By Daniel Wiessner
(Reuters) – A Republican New York state senator filed a lawsuit on Thursday seeking to force a Senate vote on Democratic Governor Kathy Hochul’s pick to be the state’s chief judge, after lawmakers blocked the nomination last month.
State Senator Anthony Palumbo, who represents a Long Island district, said in a complaint filed in state court that New York’s constitution requires the full 63-member Senate to vote on whether to confirm appellate judge Hector LaSalle to the post.
The Democrat-led Senate Judiciary Committee voted 10-9 last month to reject the nomination of LaSalle after unions and liberal advocacy groups claimed that his record is too conservative.

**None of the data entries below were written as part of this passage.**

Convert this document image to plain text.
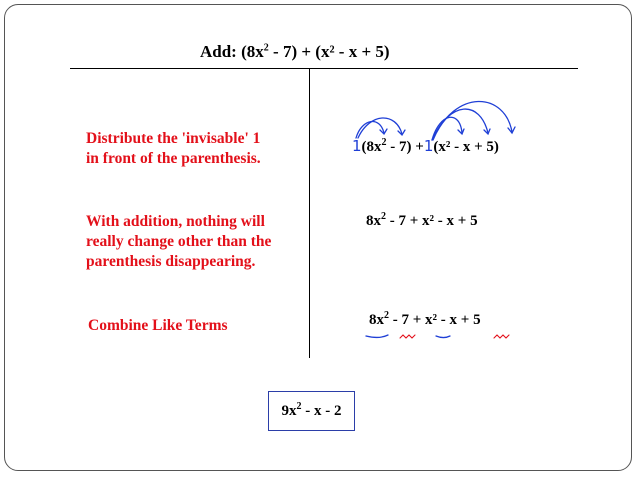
Add: $(8x^2 - 7) + (x^2 - x + 5)$
Distribute the 'invisable' 1
in front of the parenthesis.
$1(8x^2 - 7) +1(x^2 - x + 5)$
With addition, nothing will
really change other than the
parenthesis disappearing.
$8x^2 - 7 + x^2 - x + 5$
Combine Like Terms	$8x^2 - 7 + x^2 - x + 5$
$9x^2$ - x - 2
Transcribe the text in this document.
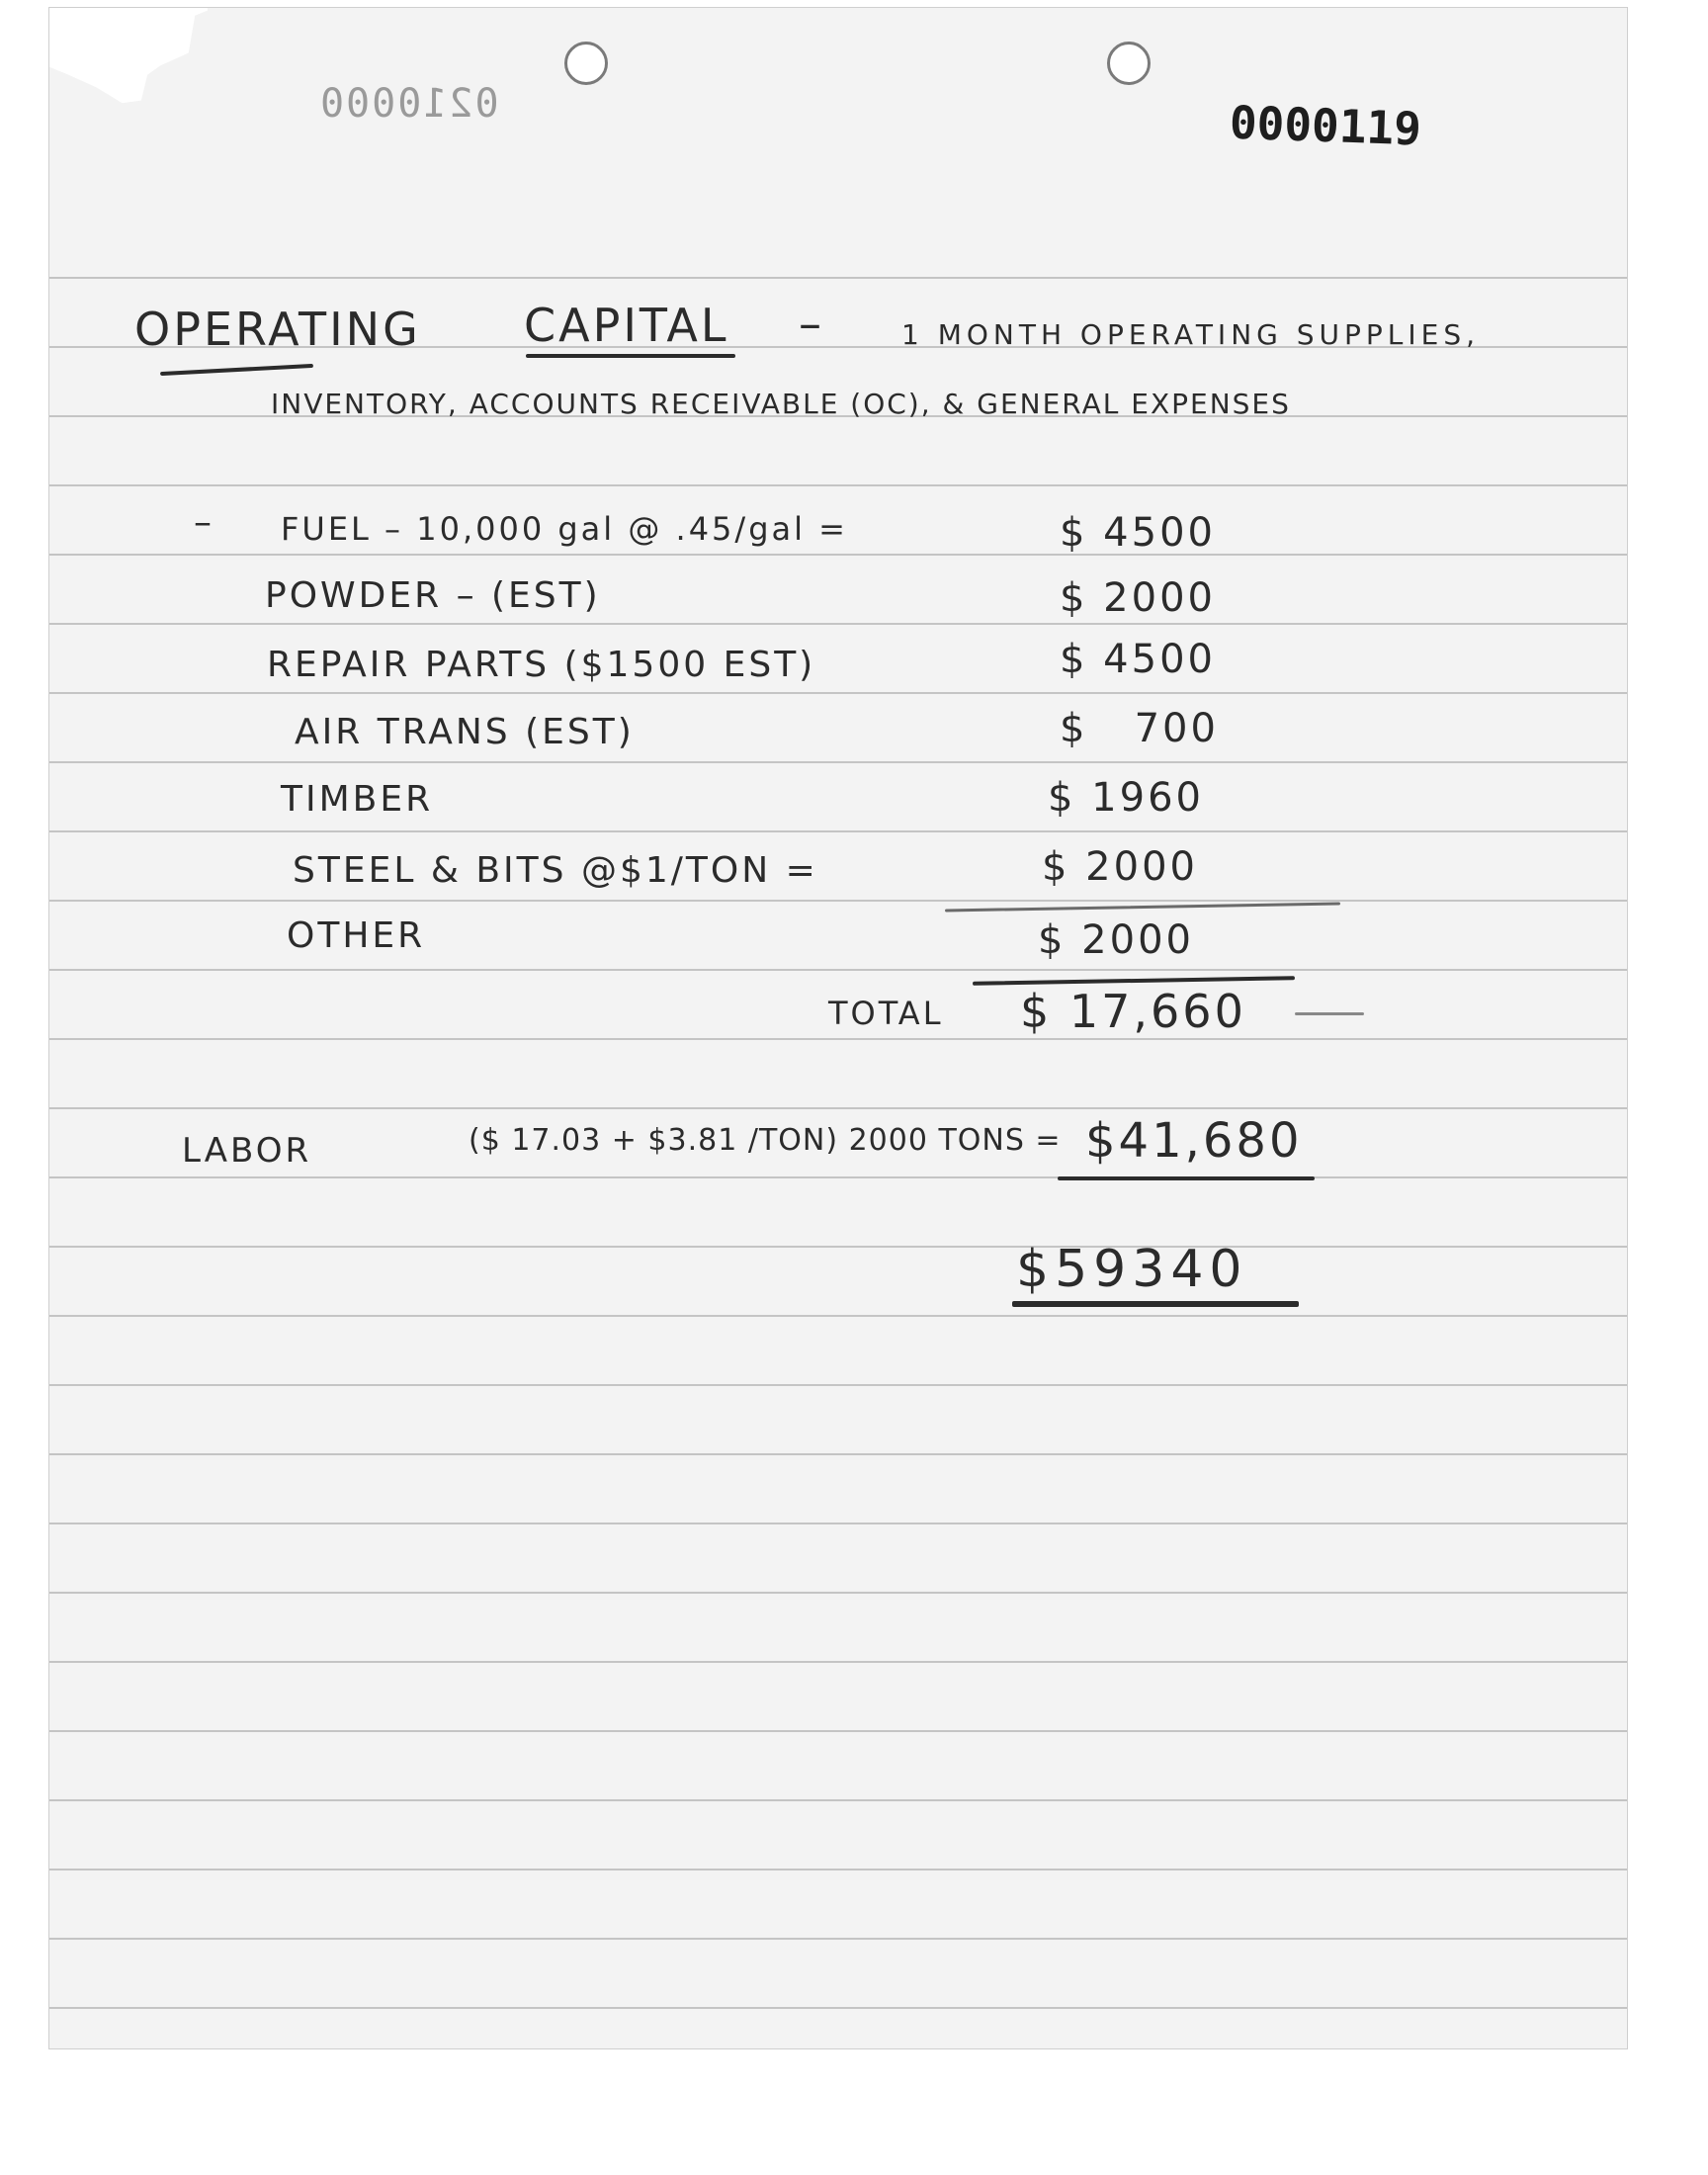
0210000	0000119
OPERATING CAPITAL –	1 MONTH OPERATING SUPPLIES,
INVENTORY, ACCOUNTS RECEIVABLE (OC), & GENERAL EXPENSES
– FUEL – 10,000 gal @ .45/gal =	$ 4500
POWDER – (EST)	$ 2000
REPAIR PARTS ($1500 EST)	$ 4500
AIR TRANS (EST)	$   700
TIMBER	$ 1960
STEEL & BITS @$1/TON =	$ 2000
OTHER	$ 2000
TOTAL $ 17,660
LABOR	($ 17.03 + $3.81 /TON) 2000 TONS = $41,680
$59340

Palumbo in the lawsuit said the state constitution, which requires the governor to appoint a chief judge “with the advice and consent of the Senate,” was designed to prevent such an outcome. LaSalle is the first nominee for chief judge to be rejected by the Senate committee.
Allowing the committee to block a nominee “would insulate individual senators from any public scrutiny that a full floor vote provides, reducing the process to a small number of senators controlling the outcome,” Palumbo’s lawyers wrote.
A spokesman for the Senate’s Democratic majority did not immediately respond to a request for comment.
Palumbo sued the Senate, Majority Leader Andrea Stewart-Cousins, and the senators who voted against LaSalle.
At last month’s confirmation hearing, Judiciary Committee members peppered LaSalle with pointed questions about his decisions that they said show bias toward prosecutors, employers and an anti-abortion group.
LaSalle said his critics had mischaracterized his record and that he supports abortion access, workers’ rights to unionize and the constitutional rights of criminal defendants.
New York’s chief judge heads the seven-member Court of Appeals, which has the final say in interpreting state laws, and oversees the state’s massive court system.